FAQ'''s

 

  • What is pulmonary metastasectomy?
  • Pulmonary metastasis, a devastating diagnosis for patient and family, means spread for cancer anywhere in the body to lungs. Pulmonary metastasectomy means removal of cancer from the lungs. Today, patients with spread of cancer to lungs are considered ‘incurable’. Their overall 5-year survival is just 3 to 5%. In selected patients, pulmonary metastasectomy improves this figure up to 30 to 40%.
  • Why this operation is not very popular?
  • Present techniques of pulmonary metastasectomy are not perfect. They involve sacrifice of healthy lung tissue to a great extent. Patient needs prolonged stay in hospital. If the spread is at many places in one lung or in both lungs, this operation is not possible with present techniques.
  • What is the role of laser in this operation?
  • The modern 1318-nm laser is a perfect answer to all the drawbacks of current techniques. Using special lung laser, multiple nodules of spread from one or both lungs can be removed. There is minimum loss of healthy lung tissue. Even cancer nodules situated deep within lung can be removed with ease and safety. It is done through a very small incision below the armpit. Patient stays in hospital for just 2 to 4 days. If necessary, the operation can be repeated at a later date if patient is unfortunate to have further spread of disease.
  • Which patients are suitable for laser surgery?
  • Patient’s primary cancer, which may be anywhere in body, completely under control.
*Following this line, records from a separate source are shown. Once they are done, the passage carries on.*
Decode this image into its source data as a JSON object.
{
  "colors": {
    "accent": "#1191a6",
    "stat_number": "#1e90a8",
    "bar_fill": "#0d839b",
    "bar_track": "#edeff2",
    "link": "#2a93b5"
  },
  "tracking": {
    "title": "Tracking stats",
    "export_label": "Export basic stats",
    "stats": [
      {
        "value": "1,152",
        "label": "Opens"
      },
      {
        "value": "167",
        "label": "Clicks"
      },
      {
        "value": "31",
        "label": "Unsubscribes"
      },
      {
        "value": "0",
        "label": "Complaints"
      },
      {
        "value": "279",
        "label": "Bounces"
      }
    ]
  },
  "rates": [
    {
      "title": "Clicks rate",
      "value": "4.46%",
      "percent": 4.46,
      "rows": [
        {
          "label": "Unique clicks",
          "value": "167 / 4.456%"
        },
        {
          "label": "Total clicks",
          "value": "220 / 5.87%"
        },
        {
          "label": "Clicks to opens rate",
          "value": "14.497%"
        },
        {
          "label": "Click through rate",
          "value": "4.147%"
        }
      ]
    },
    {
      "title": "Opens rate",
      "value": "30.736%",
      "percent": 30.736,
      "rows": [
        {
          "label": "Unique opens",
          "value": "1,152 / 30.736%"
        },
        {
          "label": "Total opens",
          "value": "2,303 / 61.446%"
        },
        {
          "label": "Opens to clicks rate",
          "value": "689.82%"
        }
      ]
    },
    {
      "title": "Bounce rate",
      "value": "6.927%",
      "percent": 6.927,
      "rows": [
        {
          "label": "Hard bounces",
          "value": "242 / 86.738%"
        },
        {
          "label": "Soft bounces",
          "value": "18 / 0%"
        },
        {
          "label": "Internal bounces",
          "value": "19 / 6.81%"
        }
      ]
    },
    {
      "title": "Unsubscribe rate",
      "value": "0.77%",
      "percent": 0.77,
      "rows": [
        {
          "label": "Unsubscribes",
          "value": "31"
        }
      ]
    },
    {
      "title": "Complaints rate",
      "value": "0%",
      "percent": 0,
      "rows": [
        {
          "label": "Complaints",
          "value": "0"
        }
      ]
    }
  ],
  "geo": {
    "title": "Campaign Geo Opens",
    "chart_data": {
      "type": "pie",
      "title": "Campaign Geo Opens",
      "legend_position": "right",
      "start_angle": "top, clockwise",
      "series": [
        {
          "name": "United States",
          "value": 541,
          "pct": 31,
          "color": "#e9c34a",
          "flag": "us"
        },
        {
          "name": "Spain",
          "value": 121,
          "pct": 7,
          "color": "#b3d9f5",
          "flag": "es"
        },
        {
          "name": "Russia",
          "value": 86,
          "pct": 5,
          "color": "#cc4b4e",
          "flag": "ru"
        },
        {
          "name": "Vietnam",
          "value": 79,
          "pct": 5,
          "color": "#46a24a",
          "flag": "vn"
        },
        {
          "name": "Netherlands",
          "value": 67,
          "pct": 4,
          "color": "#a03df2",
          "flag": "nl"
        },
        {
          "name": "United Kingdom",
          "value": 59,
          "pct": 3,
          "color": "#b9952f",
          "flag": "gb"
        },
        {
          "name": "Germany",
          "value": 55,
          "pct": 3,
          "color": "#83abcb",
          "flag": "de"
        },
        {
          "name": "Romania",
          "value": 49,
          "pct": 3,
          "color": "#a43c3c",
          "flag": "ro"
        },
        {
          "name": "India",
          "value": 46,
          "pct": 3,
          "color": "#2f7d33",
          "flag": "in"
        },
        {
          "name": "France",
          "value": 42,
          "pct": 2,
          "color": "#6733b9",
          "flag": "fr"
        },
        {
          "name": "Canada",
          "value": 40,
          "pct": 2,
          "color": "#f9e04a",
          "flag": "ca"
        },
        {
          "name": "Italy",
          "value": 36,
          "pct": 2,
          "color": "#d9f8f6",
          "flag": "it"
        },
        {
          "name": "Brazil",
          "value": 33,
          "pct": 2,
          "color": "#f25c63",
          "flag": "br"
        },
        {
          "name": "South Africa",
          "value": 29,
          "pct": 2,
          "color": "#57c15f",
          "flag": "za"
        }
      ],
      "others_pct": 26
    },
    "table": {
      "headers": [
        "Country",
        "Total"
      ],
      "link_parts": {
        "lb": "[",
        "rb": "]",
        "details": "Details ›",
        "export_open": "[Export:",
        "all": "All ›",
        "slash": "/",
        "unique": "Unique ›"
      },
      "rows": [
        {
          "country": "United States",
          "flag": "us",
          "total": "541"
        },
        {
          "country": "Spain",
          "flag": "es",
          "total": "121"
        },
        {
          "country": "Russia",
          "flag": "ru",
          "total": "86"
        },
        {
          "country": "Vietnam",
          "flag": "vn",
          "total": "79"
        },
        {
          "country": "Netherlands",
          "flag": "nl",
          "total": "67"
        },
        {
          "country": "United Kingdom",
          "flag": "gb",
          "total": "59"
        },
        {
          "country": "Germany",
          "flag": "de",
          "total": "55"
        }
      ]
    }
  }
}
Lung should be the only site of cancer spread. Spread in lung should be completely removable and patient should be physically fit to undergo the procedure.
  • How long does the operation last?
  • About 1 to 2 hours depending on number of cancer nodules in lungs.
  • What is the risk to life?
  • About  1%.
  • Does the patient need blood transfusion or postoperative ventilator treatment?
  • Most often, no.
  • Can this operation not be done without surgery?
  • No, finger palpation during open surgery detects more number of lung nodules than reported on the best CT scan. This is not possible in endoscopic surgery.
  • Does this operation cure cancer?
  • No.
  • What are the drawbacks of this operation?
  • It cannot help all patients with spread to lungs. It is not a substitute for standard methods of treating cancer. The technology is expensive but now it is available at doorsteps.
  • Who carries out this operation?
  • Dr Tushar Shah, a senior Cardio-Thoracic surgeon and consultant at SAL hospital performs this operation. He is specially trained for it in Germany.
  • How old is the laser technology for lung surgery?
  • It is there since 1996 but has picked up rapidly since last 5 years. One centre in Germany, which draws patients from all over the world, has performed more than 2000 operations with this technology. The first lung laser in U.K was installed in June, 2010.
  • Is SAL hospital the first in India to carry out Laser Assisted Pulmonary Metastasectomy?
  • Yes, SAL hospital is the first not only in India but also in Asia to acquire the latest 1318-nm lung laser. We successfully carried out one such operation on 8/04/2011. Patient was discharged within less than 48 hours.
  • What is the final word?
  • So called ‘incurable’ patients can be offered one more option, one more ray of life. The surgery is yet another weapon in our multi-modality fight against cancer.